Inoue Masatoshi, Yagishita-Kyo Nan, Nonaka Mio, Kawashima Takashi, Okuno Hiroyuki, Bito Haruhiko
Department of Neurochemistry; University of Tokyo Graduate School of Medicine; Bunkyo-ku, Tokyo Japan.
Commun Integr Biol. 2010 Sep;3(5):443-6. doi: 10.4161/cib.3.5.12287.
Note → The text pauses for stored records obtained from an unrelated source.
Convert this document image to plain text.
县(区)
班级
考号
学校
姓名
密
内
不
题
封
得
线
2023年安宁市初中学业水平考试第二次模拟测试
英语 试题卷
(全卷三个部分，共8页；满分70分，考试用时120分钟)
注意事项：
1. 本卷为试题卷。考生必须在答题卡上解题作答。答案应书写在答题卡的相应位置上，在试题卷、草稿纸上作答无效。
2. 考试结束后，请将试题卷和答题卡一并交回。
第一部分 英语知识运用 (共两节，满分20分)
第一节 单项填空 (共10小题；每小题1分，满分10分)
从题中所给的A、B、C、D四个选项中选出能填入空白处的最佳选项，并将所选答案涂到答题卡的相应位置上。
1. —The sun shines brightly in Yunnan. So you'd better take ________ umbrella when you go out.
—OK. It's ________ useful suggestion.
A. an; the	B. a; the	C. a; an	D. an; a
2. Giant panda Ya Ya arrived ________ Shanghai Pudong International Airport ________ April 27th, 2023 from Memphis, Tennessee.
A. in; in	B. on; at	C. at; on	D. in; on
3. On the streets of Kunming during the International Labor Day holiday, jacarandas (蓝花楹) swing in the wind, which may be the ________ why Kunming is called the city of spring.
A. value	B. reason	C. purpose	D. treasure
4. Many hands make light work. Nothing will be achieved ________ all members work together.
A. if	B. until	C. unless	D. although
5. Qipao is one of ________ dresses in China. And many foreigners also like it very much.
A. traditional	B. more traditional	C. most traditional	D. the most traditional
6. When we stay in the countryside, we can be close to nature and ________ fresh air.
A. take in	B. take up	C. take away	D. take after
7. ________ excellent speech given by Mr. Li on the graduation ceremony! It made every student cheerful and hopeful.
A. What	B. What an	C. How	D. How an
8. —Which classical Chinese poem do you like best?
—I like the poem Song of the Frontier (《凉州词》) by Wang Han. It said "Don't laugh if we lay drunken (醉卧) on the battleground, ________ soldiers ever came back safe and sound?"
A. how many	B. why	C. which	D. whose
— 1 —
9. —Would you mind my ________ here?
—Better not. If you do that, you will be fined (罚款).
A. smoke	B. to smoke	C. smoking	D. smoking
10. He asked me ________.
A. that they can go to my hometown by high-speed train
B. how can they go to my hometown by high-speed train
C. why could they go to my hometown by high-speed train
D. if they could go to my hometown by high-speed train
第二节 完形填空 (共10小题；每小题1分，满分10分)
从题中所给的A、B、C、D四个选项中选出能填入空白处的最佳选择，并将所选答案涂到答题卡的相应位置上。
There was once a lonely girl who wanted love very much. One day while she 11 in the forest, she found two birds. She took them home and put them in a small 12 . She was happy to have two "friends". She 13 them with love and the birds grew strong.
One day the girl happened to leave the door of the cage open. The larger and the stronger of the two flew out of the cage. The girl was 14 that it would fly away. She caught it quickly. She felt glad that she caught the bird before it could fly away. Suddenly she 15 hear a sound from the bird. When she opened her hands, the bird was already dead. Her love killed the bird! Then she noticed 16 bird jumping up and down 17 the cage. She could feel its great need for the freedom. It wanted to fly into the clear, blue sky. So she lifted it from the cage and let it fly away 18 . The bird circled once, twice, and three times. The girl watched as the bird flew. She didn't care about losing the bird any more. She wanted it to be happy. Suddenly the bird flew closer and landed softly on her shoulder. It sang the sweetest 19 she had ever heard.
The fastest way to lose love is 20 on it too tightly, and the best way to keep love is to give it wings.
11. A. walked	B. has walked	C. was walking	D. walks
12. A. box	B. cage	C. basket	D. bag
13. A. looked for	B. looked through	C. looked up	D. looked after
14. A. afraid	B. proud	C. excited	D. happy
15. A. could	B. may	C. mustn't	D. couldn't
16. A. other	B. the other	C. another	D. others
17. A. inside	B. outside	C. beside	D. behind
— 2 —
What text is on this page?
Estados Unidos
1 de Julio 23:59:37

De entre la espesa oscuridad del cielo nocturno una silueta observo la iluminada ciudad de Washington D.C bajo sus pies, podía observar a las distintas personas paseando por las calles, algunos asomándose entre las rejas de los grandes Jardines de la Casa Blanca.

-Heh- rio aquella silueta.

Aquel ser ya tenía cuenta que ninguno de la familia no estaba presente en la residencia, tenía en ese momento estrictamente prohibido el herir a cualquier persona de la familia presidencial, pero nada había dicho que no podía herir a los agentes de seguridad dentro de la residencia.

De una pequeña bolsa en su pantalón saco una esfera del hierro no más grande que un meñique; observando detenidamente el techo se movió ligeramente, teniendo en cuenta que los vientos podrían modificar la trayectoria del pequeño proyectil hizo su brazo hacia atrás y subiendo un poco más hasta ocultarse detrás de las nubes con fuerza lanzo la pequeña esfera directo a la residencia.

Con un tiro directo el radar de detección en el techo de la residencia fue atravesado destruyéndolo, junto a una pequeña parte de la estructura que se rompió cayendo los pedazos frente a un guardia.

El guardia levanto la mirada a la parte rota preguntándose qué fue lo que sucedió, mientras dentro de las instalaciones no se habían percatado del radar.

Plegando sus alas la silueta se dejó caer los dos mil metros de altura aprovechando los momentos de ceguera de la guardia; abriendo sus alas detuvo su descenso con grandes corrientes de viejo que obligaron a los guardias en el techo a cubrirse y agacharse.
Formation of a new memory requires plasticity at the synaptic level. However, it has also been shown that the consolidation and the maintenance of such a new memory involve processes that necessitate active mRNA at the nucleus of the cell. How can robust changes in synaptic efficacy specifically drive new transcription and translation of new gene transcripts, and thus transform an otherwise transient plasticity into a long-lasting and stable one? In this article, we highlight the conceptual advance that was gained by the discovery of a potent Synaptic Activity-Responsive Element (SARE) found ∼7 kb upstream of the transcription initiation site of the neuronal immediate early gene Arc. The unique genomic structure of SARE, which contained adjacent and cooperative binding sites for three major activity-dependent transcription factors within a 100-bp locus, was associated with an unusual responsiveness to neuronal stimuli. Taken together, these findings shed light on a new class of transcriptional sensor with enhanced sensitivity to synaptic activity.
新记忆的形成需要突触水平的可塑性。然而,研究还表明,这种新记忆的巩固和维持涉及一些过程,这些过程需要细胞核对活性mRNA的参与。突触效能的强烈变化如何具体驱动新基因转录本的新转录和翻译,从而将原本短暂的可塑性转化为持久而稳定的可塑性呢?在本文中,我们强调了一项概念上的进展,即发现了一个位于神经元即刻早期基因Arc转录起始位点上游约7 kb处的强大突触活动反应元件(SARE)。SARE独特的基因组结构在一个100 bp的位点内包含三个主要活性依赖转录因子的相邻且协同的结合位点,这与对神经元刺激的异常反应性相关。综上所述,这些发现揭示了一类对突触活动具有增强敏感性的新型转录传感器。